How can you guarantee the cybersecurity of outdated equipment?
November 2021 – Repertoire Magazine
Editor’s note: Last month Repertoire shared some experts’ perspectives on selling the cybersecurity-related merits of new equipment and devices. This month, we look at a nagging problem – ensuring the cybersecurity of “legacy” devices and equipment, that is, devices that keep on working beyond the point when their operating systems and software can be updated or patched.
How long will distributors and manufacturers be on the hook for ensuring the safety – from a cybersecurity perspective – of the equipment they sell? One year? Five? Ten?
In a letter written in May 2018 to the U.S. House of Representatives Energy and Commerce Committee, the American Hospital Association took a strong stance: “The FDA must make clear that security measures to protect legacy devices are required, not optional. Unfortunately, the health care sector, including the device sector, continues to be confused as to whether FDA guidance on post-market cybersecurity is binding.”
In the letter, former AHA Executive Vice President Thomas Nickels wrote, “It would be useful for manufacturers to provide guidance to end-users at the time of purchase about the expected supported lifetime. This would allow for better planning and risk management activities.
Chad Waters, senior cybersecurity engineer, Device Evaluation Group at ECRI, told Repertoire in an email, “Going forward, the strategy should focus on producing devices that don’t become ‘legacy’ before their useful lifespan. It’s also reasonable that a device [be] easily patchable. These devices should have security support throughout their expected lifespan. In some cases, this includes one or more upgrades of the operating system platform. Manufacturers should be transparent with the lifecycle plans of their devices.”
Even the AHA’s Nickels doesn’t believe it will be easy.
“There is a significant contrast between the ease and efficiency of updating network and PC software for security, and updating software embedded in medical devices,” he wrote. “Software companies have generally prioritized creating a systematic approach for sharing timely updates and providing guidance on how to complete them. Similar approaches have yet to be deployed by medical device manufacturers.”
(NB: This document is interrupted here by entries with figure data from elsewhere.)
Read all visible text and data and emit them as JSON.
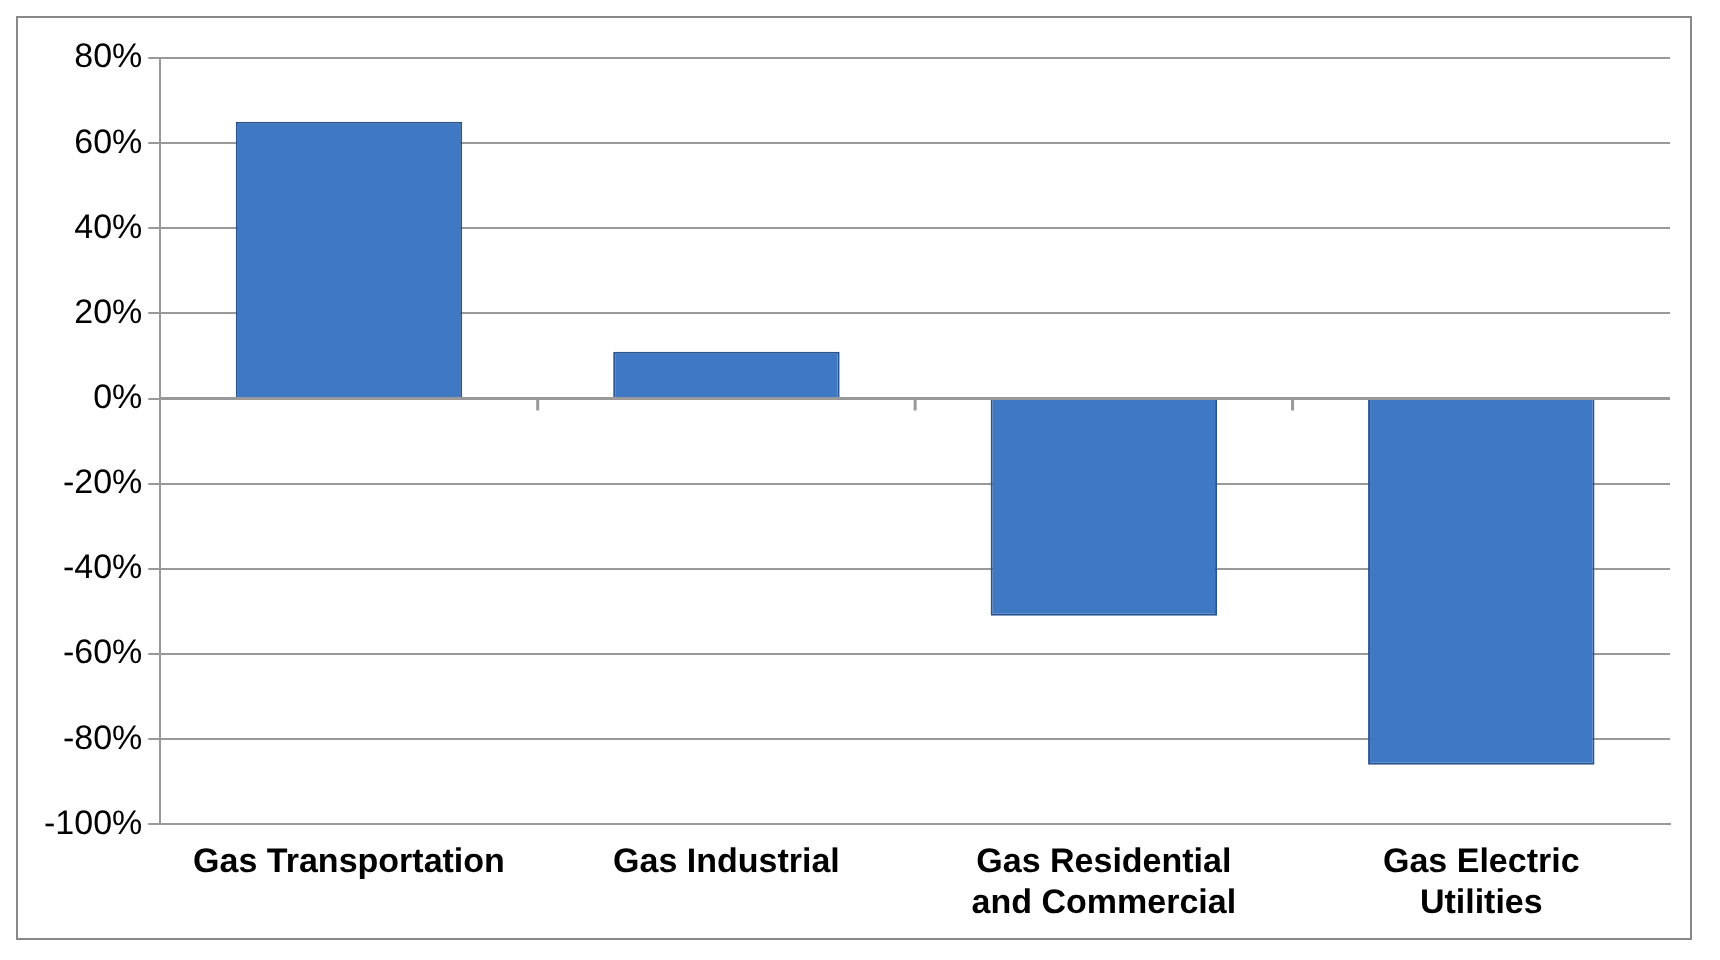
{
  "chart_data": {
    "type": "bar",
    "categories": [
      "Gas Transportation",
      "Gas Industrial",
      "Gas Residential and Commercial",
      "Gas Electric Utilities"
    ],
    "values": [
      65,
      11,
      -51,
      -86
    ],
    "color": "#3f78c3",
    "ylim": [
      -100,
      80
    ],
    "yticks": [
      {
        "value": -100,
        "label": "-100%"
      },
      {
        "value": -80,
        "label": "-80%"
      },
      {
        "value": -60,
        "label": "-60%"
      },
      {
        "value": -40,
        "label": "-40%"
      },
      {
        "value": -20,
        "label": "-20%"
      },
      {
        "value": 0,
        "label": "0%"
      },
      {
        "value": 20,
        "label": "20%"
      },
      {
        "value": 40,
        "label": "40%"
      },
      {
        "value": 60,
        "label": "60%"
      },
      {
        "value": 80,
        "label": "80%"
      }
    ],
    "grid": "y",
    "legend": false
  }
}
At some point, healthcare providers must decide, Will they disconnect their equipment from the Internet of Things, or will they simply replace it?
A 2019 analysis by cybersecurity firm Forescout Research Labs put it this way: “Networks will most likely continue to have medical devices running legacy operating systems, since updates are costly. The downtime associated with an operating system update might not be acceptable for critical-care systems. In addition, certain legacy applications simply will not work on more recent versions of Windows due to lack of support, compatibility, or license schema issues.
“The business need to run legacy operating systems on medical devices isn’t going away any time soon, so these devices must be segmented appropriately to protect access to critical information and services.”
CME Corporation CIO Peter Wyner told Repertoire, “Legacy equipment is definitely a challenge, especially once it has reached an end-of-support status. When connected equipment is no longer being supported and patched by the manufacturer, we typically work with customers to provide options for replacement or recommend deactivating the connected functionality of the equipment when feasible.”